なお、取得した中古資産の経過年数が分からない場合はその中古資産の構造や形式、表示されている製作の時期などから経過年数を見積もって上記の計算式で計算します。

(例)中古の自動車を購入しました。法定耐用年数は6年、既に2年間使用されています。
簡便法の耐用年数:
(法定耐用年数6年ー経過年数2年)+経過年数2年×20%=4.4年→4年(端数切捨て)

資本的支出がある場合

中古資産の取得であってもその中古資産を使用するために資本的支出をした場合には、上記の簡便法を適用ができないことがあります。
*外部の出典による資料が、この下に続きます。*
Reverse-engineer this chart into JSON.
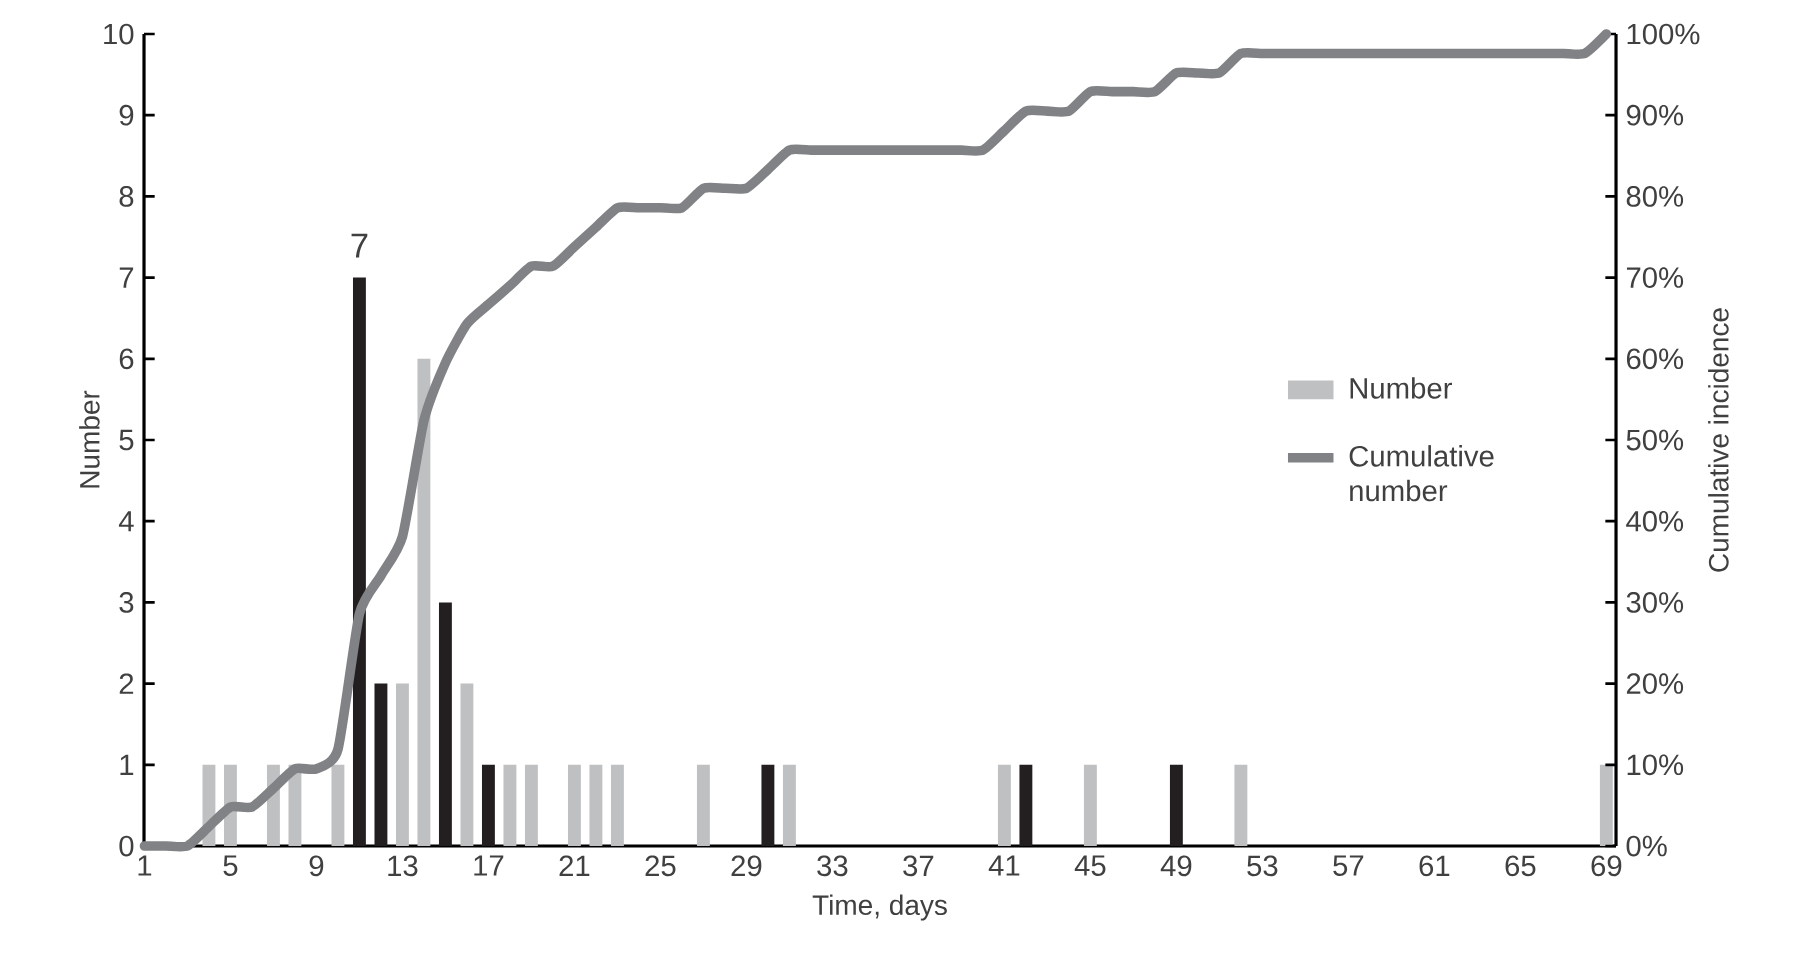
{
  "chart_data": {
    "type": "bar",
    "xlabel": "Time, days",
    "ylabel": "Number",
    "y2label": "Cumulative incidence",
    "legend": "right",
    "categories": [
      "1",
      null,
      null,
      null,
      "5",
      null,
      null,
      null,
      "9",
      null,
      null,
      null,
      "13",
      null,
      null,
      null,
      "17",
      null,
      null,
      null,
      "21",
      null,
      null,
      null,
      "25",
      null,
      null,
      null,
      "29",
      null,
      null,
      null,
      "33",
      null,
      null,
      null,
      "37",
      null,
      null,
      null,
      "41",
      null,
      null,
      null,
      "45",
      null,
      null,
      null,
      "49",
      null,
      null,
      null,
      "53",
      null,
      null,
      null,
      "57",
      null,
      null,
      null,
      "61",
      null,
      null,
      null,
      "65",
      null,
      null,
      null,
      "69"
    ],
    "ylim": [
      0,
      10
    ],
    "yticks": [
      0,
      1,
      2,
      3,
      4,
      5,
      6,
      7,
      8,
      9,
      10
    ],
    "y2lim": [
      0,
      100
    ],
    "y2ticks": [
      {
        "value": 0,
        "label": "0%"
      },
      {
        "value": 10,
        "label": "10%"
      },
      {
        "value": 20,
        "label": "20%"
      },
      {
        "value": 30,
        "label": "30%"
      },
      {
        "value": 40,
        "label": "40%"
      },
      {
        "value": 50,
        "label": "50%"
      },
      {
        "value": 60,
        "label": "60%"
      },
      {
        "value": 70,
        "label": "70%"
      },
      {
        "value": 80,
        "label": "80%"
      },
      {
        "value": 90,
        "label": "90%"
      },
      {
        "value": 100,
        "label": "100%"
      }
    ],
    "series": [
      {
        "name": "Number",
        "color": "#bfc0c2",
        "values": [
          0,
          0,
          0,
          1,
          1,
          0,
          1,
          1,
          0,
          1,
          7,
          2,
          2,
          6,
          3,
          2,
          1,
          1,
          1,
          0,
          1,
          1,
          1,
          0,
          0,
          0,
          1,
          0,
          0,
          1,
          1,
          0,
          0,
          0,
          0,
          0,
          0,
          0,
          0,
          0,
          1,
          1,
          0,
          0,
          1,
          0,
          0,
          0,
          1,
          0,
          0,
          1,
          0,
          0,
          0,
          0,
          0,
          0,
          0,
          0,
          0,
          0,
          0,
          0,
          0,
          0,
          0,
          0,
          1
        ],
        "colors": [
          "#bfc0c2",
          "#bfc0c2",
          "#bfc0c2",
          "#bfc0c2",
          "#bfc0c2",
          "#bfc0c2",
          "#bfc0c2",
          "#bfc0c2",
          "#bfc0c2",
          "#bfc0c2",
          "#231f20",
          "#231f20",
          "#bfc0c2",
          "#bfc0c2",
          "#231f20",
          "#bfc0c2",
          "#231f20",
          "#bfc0c2",
          "#bfc0c2",
          "#bfc0c2",
          "#bfc0c2",
          "#bfc0c2",
          "#bfc0c2",
          "#bfc0c2",
          "#bfc0c2",
          "#bfc0c2",
          "#bfc0c2",
          "#bfc0c2",
          "#bfc0c2",
          "#231f20",
          "#bfc0c2",
          "#bfc0c2",
          "#bfc0c2",
          "#bfc0c2",
          "#bfc0c2",
          "#bfc0c2",
          "#bfc0c2",
          "#bfc0c2",
          "#bfc0c2",
          "#bfc0c2",
          "#bfc0c2",
          "#231f20",
          "#bfc0c2",
          "#bfc0c2",
          "#bfc0c2",
          "#bfc0c2",
          "#bfc0c2",
          "#bfc0c2",
          "#231f20",
          "#bfc0c2",
          "#bfc0c2",
          "#bfc0c2",
          "#bfc0c2",
          "#bfc0c2",
          "#bfc0c2",
          "#bfc0c2",
          "#bfc0c2",
          "#bfc0c2",
          "#bfc0c2",
          "#bfc0c2",
          "#bfc0c2",
          "#bfc0c2",
          "#bfc0c2",
          "#bfc0c2",
          "#bfc0c2",
          "#bfc0c2",
          "#bfc0c2",
          "#bfc0c2",
          "#bfc0c2"
        ],
        "value_labels": [
          null,
          null,
          null,
          null,
          null,
          null,
          null,
          null,
          null,
          null,
          "7",
          null,
          null,
          null,
          null,
          null,
          null,
          null,
          null,
          null,
          null,
          null,
          null,
          null,
          null,
          null,
          null,
          null,
          null,
          null,
          null,
          null,
          null,
          null,
          null,
          null,
          null,
          null,
          null,
          null,
          null,
          null,
          null,
          null,
          null,
          null,
          null,
          null,
          null,
          null,
          null,
          null,
          null,
          null,
          null,
          null,
          null,
          null,
          null,
          null,
          null,
          null,
          null,
          null,
          null,
          null,
          null,
          null,
          null
        ]
      },
      {
        "name": "Cumulative number",
        "type": "line",
        "axis": "y2",
        "color": "#808285",
        "values": [
          0,
          0,
          0,
          2.4,
          4.8,
          4.8,
          7.1,
          9.5,
          9.5,
          11.9,
          28.6,
          33.3,
          38.1,
          52.4,
          59.5,
          64.3,
          66.7,
          69.0,
          71.4,
          71.4,
          73.8,
          76.2,
          78.6,
          78.6,
          78.6,
          78.6,
          81.0,
          81.0,
          81.0,
          83.3,
          85.7,
          85.7,
          85.7,
          85.7,
          85.7,
          85.7,
          85.7,
          85.7,
          85.7,
          85.7,
          88.1,
          90.5,
          90.5,
          90.5,
          92.9,
          92.9,
          92.9,
          92.9,
          95.2,
          95.2,
          95.2,
          97.6,
          97.6,
          97.6,
          97.6,
          97.6,
          97.6,
          97.6,
          97.6,
          97.6,
          97.6,
          97.6,
          97.6,
          97.6,
          97.6,
          97.6,
          97.6,
          97.6,
          100
        ]
      }
    ]
  }
}
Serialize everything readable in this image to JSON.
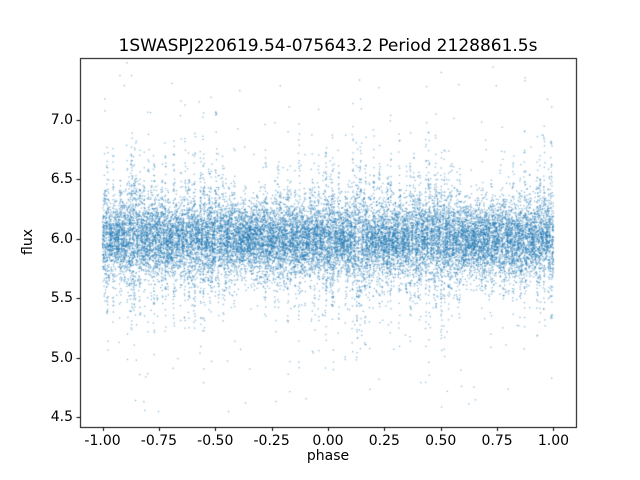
{
  "chart_data": {
    "type": "scatter",
    "title": "1SWASPJ220619.54-075643.2 Period 2128861.5s",
    "xlabel": "phase",
    "ylabel": "flux",
    "xlim": [
      -1.1,
      1.1
    ],
    "ylim": [
      4.42,
      7.52
    ],
    "xticks": [
      -1.0,
      -0.75,
      -0.5,
      -0.25,
      0.0,
      0.25,
      0.5,
      0.75,
      1.0
    ],
    "xtick_labels": [
      "-1.00",
      "-0.75",
      "-0.50",
      "-0.25",
      "0.00",
      "0.25",
      "0.50",
      "0.75",
      "1.00"
    ],
    "yticks": [
      4.5,
      5.0,
      5.5,
      6.0,
      6.5,
      7.0
    ],
    "ytick_labels": [
      "4.5",
      "5.0",
      "5.5",
      "6.0",
      "6.5",
      "7.0"
    ],
    "marker_color": "#1f77b4",
    "marker_size_px": 1,
    "grid": false,
    "legend": "none",
    "n_points": 22000,
    "x_data_range": [
      -1.0,
      1.0
    ],
    "y_mean": 6.0,
    "y_core_spread": 0.15,
    "y_min_observed": 4.55,
    "y_max_observed": 7.38,
    "pattern": "dense horizontal band of flux near 6.0 across all phases, with many narrow vertical high-variance columns (spikes reaching ~7.3 above and ~4.6 below); column pattern repeats with phase period 1 so the [-1,0] half mirrors the [0,1] half; sparse isolated outliers near flux 4.55-4.7 and 7.2-7.4"
  }
}
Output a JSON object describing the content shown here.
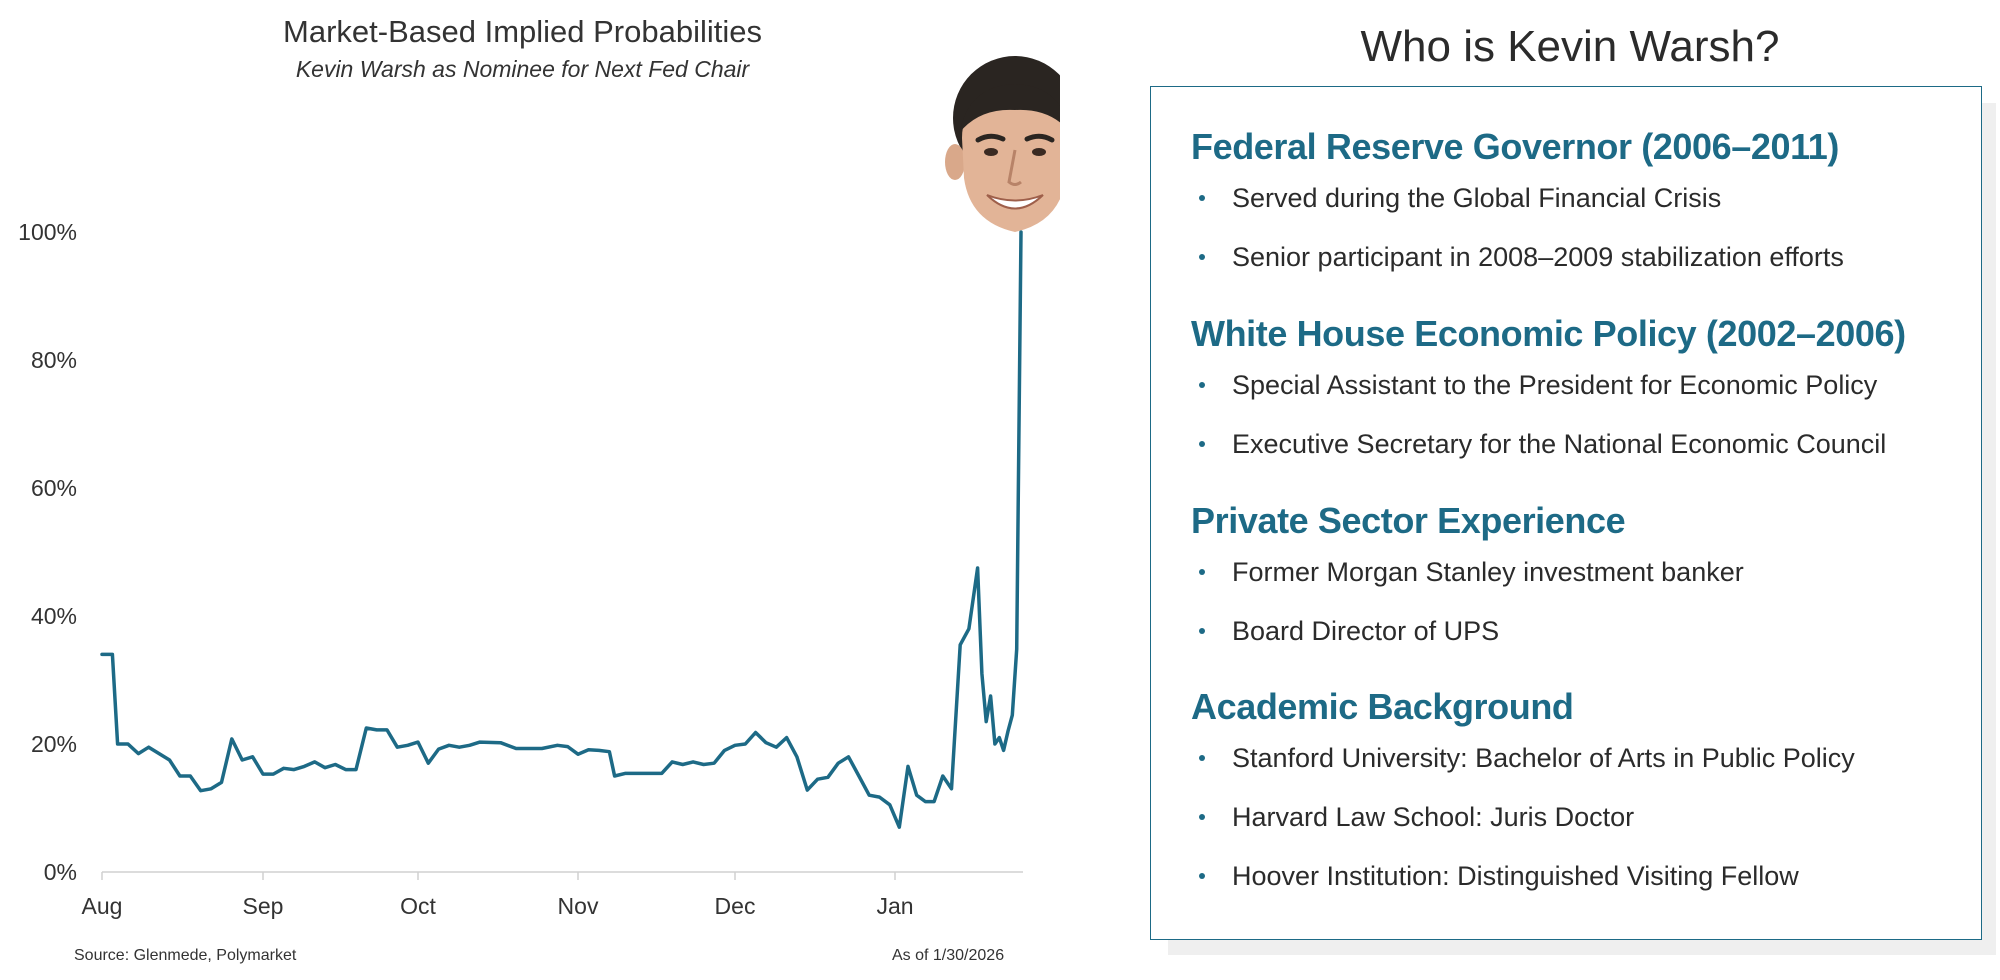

また、資本的支出の額が中古資産の再取得価額(新品で取得する場合の価額)の50%を超える場合には、新品を取得した場合と同様に法定耐用年数で減価償却費を計算します。

(用語の意味)資本的支出
固定資産の修理や改良等のための支出で、固定資産の価値を高めたり耐久性を増すためのものをいいます。
・資本的支出の例

非業務用資産を転用した場合

プライベートで使用してた自動車を業務用に転用する場合のように、非業務用資産を業務用資産に転用した場合には、転用時の未償却残高は法定耐用年数の1.5倍の年数の旧定額法に準じた方法で計算します。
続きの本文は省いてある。